Yuxuan presented his work-in-progress paper, “Reimagining the Differential Analyzer as a Resource for Dynamic Systems Education”, co-authored with his supervisors Thomas Fischer and Clifford Sze-Tsan Choy, and published in the ACM TEI ‘26 proceedings. The paper describes a tangible learning kit designed to introduce novice learners to dynamic systems concepts without requiring a background in calculus or advanced mathematics.

The project takes inspiration from the MIT Differential Analyzer, a pioneering mechanical analog computer developed by Vannevar Bush around 1930. The original machine was built for scientific computation. Yuxuan’s kit reimagines its core mechanism, the disk-wheel integrator, as a pedagogical demonstration and learning tool. By physically assembling modular computing components and connecting them with timing belts, learners can model and simulate prototypical dynamic systems, directly observing the emergent behaviors described by systems theory.
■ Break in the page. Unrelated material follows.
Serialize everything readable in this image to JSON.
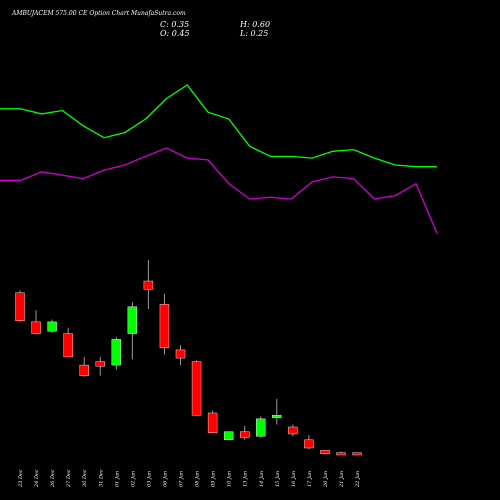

The kit currently supports five simulation models arranged in a scaffolded learning sequence: integration, exponential growth and decay, oscillation, damped oscillation, and Lotka–Volterra predator–prey model. Each model is framed through relatable everyday scenarios — such as animal populations, market-driven cycles, financial leverage, and predator-prey competition — and can be reconfigured progressively to reveal how changes in system structure produce fundamentally different behaviors. Future models in development include the Lorenz attractor, which will introduce learners to chaos theory.

A predator-prey system modeled using the tangible learning kit currently under development at the Design Cybernetics Group

Central to the kit’s pedagogical design is the principle of selective exposure: Only the mechanisms most relevant to the learning objective are made visible, while others are deliberately concealed. Inter-module connections are easy to trace, allowing learners to see system structure and value propagation clearly. Mathematical formalism is withheld entirely during activities, keeping attention focused on the structural relationships of systems rather than on mathematical equations.

Each computing module is powered by rechargeable Li-ion batteries and enhanced with microcontrollers, brushless DC motors, and encoders, making the kit robust, low-maintenance, and responsive to hands-on interaction. Learners can manually change parameters, reconfigure models, turn shafts, probe fluctuations, and relate the dynamic simulation to behavior-over-time graphs displayed on a computer screen.

At TEI ‘26, Yuxuan demonstrated the kit in action, giving conference participants the opportunity to experience these dynamic system behaviors firsthand. Four rounds of pilot testing with learners have informed iterative improvements to both the hardware and the accompanying learning activities.

This research is situated between tangible interaction design, dynamic systems education, and the history of computing, and offers a promising model for making systems literacy more accessible at scale. An educational evaluation is currently ongoing. Results will be posted here in due course.

Reference

Wang Yuxuan Shawn, Thomas Fischer, Choi Clifford Sze Tsan (2026). Reimagining the Differential Analyzer as a resource for dynamic systems education, in: Linda Hirsch and Laia Turmo Vidal (eds.) Twentieth International Conference on Tangible, Embedded, and Embodied Interaction (TEI ’26), Article No. 80, March 08–11, 2026, Chicago, IL, USA. ACM, New York, NY, USA, DOI: 10.1145/3731459.3779340.